The really newsworthy part of the one-paragraph item concerned Editor/Publisher David J. Butler's announcement that the paper was offering voluntary buyouts in an attempt to "eliminate up to 20 newsroom jobs."

Left unsaid was that, if not enough people take buyouts to achieve the desired savings, there will be layoffs at the paper. The last time that happened was back in the early 1970s, and those pink slips led to a successful union drive, Newspaper Guild President Lou Mleczko tells News Hits. Over the past 30 years, any downsizing has been achieved through hiring freezes and attrition.

An internal announcement Butler sent to staffers states:

"While a voluntary plan takes out some of the sting, we recognize it also comes with a different price — a loss of expertise and institutional knowledge if those who depart have extensive seniority, and come from across the newsroom. But, faced with a very, very tough economy for the foreseeable future and the need to address the Neighborhood News issue at some point, we felt now was the time to move forward.

"Still, doing it this way will likely involve disruptions across the newsroom."

We can't help but wonder how much of this is due to last year's sale of the News to Colorado-based MediaNews Group and the associated restructuring of the joint operating agreement that reduced the paper's take from 50 percent to just 5 percent of the profits generated by it and JOA partner the Free Press.

We're not the only ones wondering if the paper can survive with so slim a cut.

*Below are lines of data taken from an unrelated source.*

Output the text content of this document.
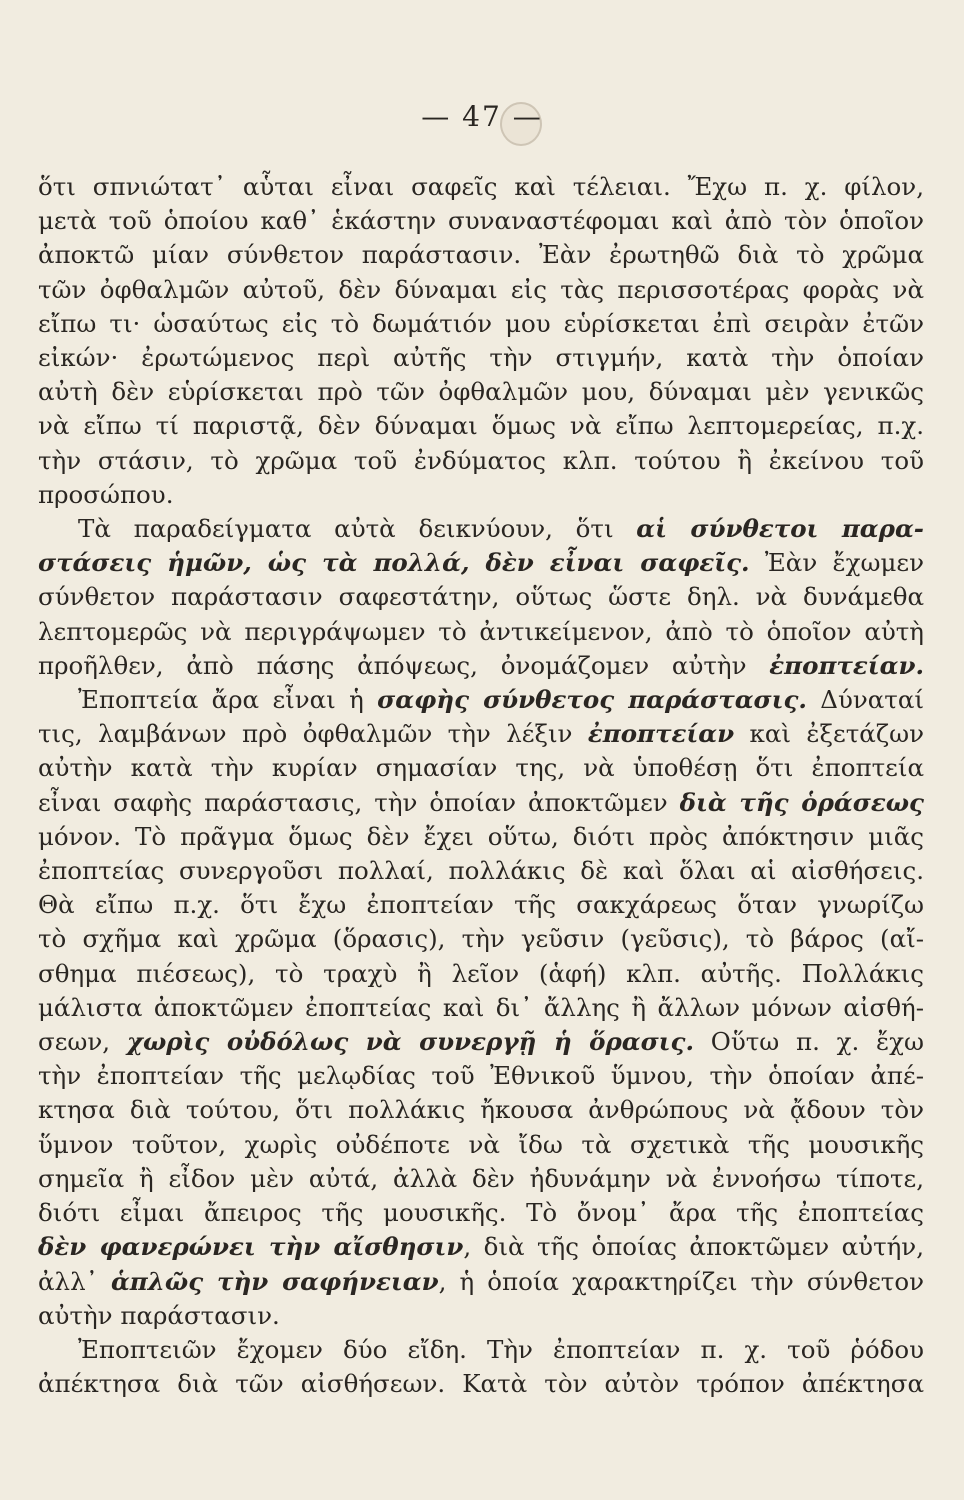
— 47 —
ὅτι σπνιώτατ᾽ αὗται εἶναι σαφεῖς καὶ τέλειαι. Ἔχω π. χ. φίλον,
μετὰ τοῦ ὁποίου καθ᾽ ἑκάστην συναναστέφομαι καὶ ἀπὸ τὸν ὁποῖον
ἀποκτῶ μίαν σύνθετον παράστασιν. Ἐὰν ἐρωτηθῶ διὰ τὸ χρῶμα
τῶν ὀφθαλμῶν αὐτοῦ, δὲν δύναμαι εἰς τὰς περισσοτέρας φορὰς νὰ
εἴπω τι· ὡσαύτως εἰς τὸ δωμάτιόν μου εὑρίσκεται ἐπὶ σειρὰν ἐτῶν
εἰκών· ἐρωτώμενος περὶ αὐτῆς τὴν στιγμήν, κατὰ τὴν ὁποίαν
αὐτὴ δὲν εὑρίσκεται πρὸ τῶν ὀφθαλμῶν μου, δύναμαι μὲν γενικῶς
νὰ εἴπω τί παριστᾷ, δὲν δύναμαι ὅμως νὰ εἴπω λεπτομερείας, π.χ.
τὴν στάσιν, τὸ χρῶμα τοῦ ἐνδύματος κλπ. τούτου ἢ ἐκείνου τοῦ
προσώπου.
Τὰ παραδείγματα αὐτὰ δεικνύουν, ὅτι αἱ σύνθετοι παρα-
στάσεις ἡμῶν, ὡς τὰ πολλά, δὲν εἶναι σαφεῖς. Ἐὰν ἔχωμεν
σύνθετον παράστασιν σαφεστάτην, οὕτως ὥστε δηλ. νὰ δυνάμεθα
λεπτομερῶς νὰ περιγράψωμεν τὸ ἀντικείμενον, ἀπὸ τὸ ὁποῖον αὐτὴ
προῆλθεν, ἀπὸ πάσης ἀπόψεως, ὀνομάζομεν αὐτὴν ἐποπτείαν.
Ἐποπτεία ἄρα εἶναι ἡ σαφὴς σύνθετος παράστασις. Δύναταί
τις, λαμβάνων πρὸ ὀφθαλμῶν τὴν λέξιν ἐποπτείαν καὶ ἐξετάζων
αὐτὴν κατὰ τὴν κυρίαν σημασίαν της, νὰ ὑποθέσῃ ὅτι ἐποπτεία
εἶναι σαφὴς παράστασις, τὴν ὁποίαν ἀποκτῶμεν διὰ τῆς ὁράσεως
μόνον. Τὸ πρᾶγμα ὅμως δὲν ἔχει οὕτω, διότι πρὸς ἀπόκτησιν μιᾶς
ἐποπτείας συνεργοῦσι πολλαί, πολλάκις δὲ καὶ ὅλαι αἱ αἰσθήσεις.
Θὰ εἴπω π.χ. ὅτι ἔχω ἐποπτείαν τῆς σακχάρεως ὅταν γνωρίζω
τὸ σχῆμα καὶ χρῶμα (ὅρασις), τὴν γεῦσιν (γεῦσις), τὸ βάρος (αἴ-
σθημα πιέσεως), τὸ τραχὺ ἢ λεῖον (ἁφή) κλπ. αὐτῆς. Πολλάκις
μάλιστα ἀποκτῶμεν ἐποπτείας καὶ δι᾽ ἄλλης ἢ ἄλλων μόνων αἰσθή-
σεων, χωρὶς οὐδόλως νὰ συνεργῇ ἡ ὅρασις. Οὕτω π. χ. ἔχω
τὴν ἐποπτείαν τῆς μελῳδίας τοῦ Ἐθνικοῦ ὕμνου, τὴν ὁποίαν ἀπέ-
κτησα διὰ τούτου, ὅτι πολλάκις ἤκουσα ἀνθρώπους νὰ ᾄδουν τὸν
ὕμνον τοῦτον, χωρὶς οὐδέποτε νὰ ἴδω τὰ σχετικὰ τῆς μουσικῆς
σημεῖα ἢ εἶδον μὲν αὐτά, ἀλλὰ δὲν ἠδυνάμην νὰ ἐννοήσω τίποτε,
διότι εἶμαι ἄπειρος τῆς μουσικῆς. Τὸ ὄνομ᾽ ἄρα τῆς ἐποπτείας
δὲν φανερώνει τὴν αἴσθησιν, διὰ τῆς ὁποίας ἀποκτῶμεν αὐτήν,
ἀλλ᾽ ἁπλῶς τὴν σαφήνειαν, ἡ ὁποία χαρακτηρίζει τὴν σύνθετον
αὐτὴν παράστασιν.
Ἐποπτειῶν ἔχομεν δύο εἴδη. Τὴν ἐποπτείαν π. χ. τοῦ ῥόδου
ἀπέκτησα διὰ τῶν αἰσθήσεων. Κατὰ τὸν αὐτὸν τρόπον ἀπέκτησα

"From what we've been hearing thus far, there's a lot of anxiety about long-term viability of The Detroit News," says Mleczko. "There's no question this has caused more anxiety for rank-and-file staff."

News Hits could be glad to see the enemy camp taking a direct hit, but we're not. Strong competition is a good thing in our business, and, corny as it might sound, we'll always believe in the importance of quality journalism, no matter where it's found. Seeing experienced people leave a paper like the News is bad news for everyone.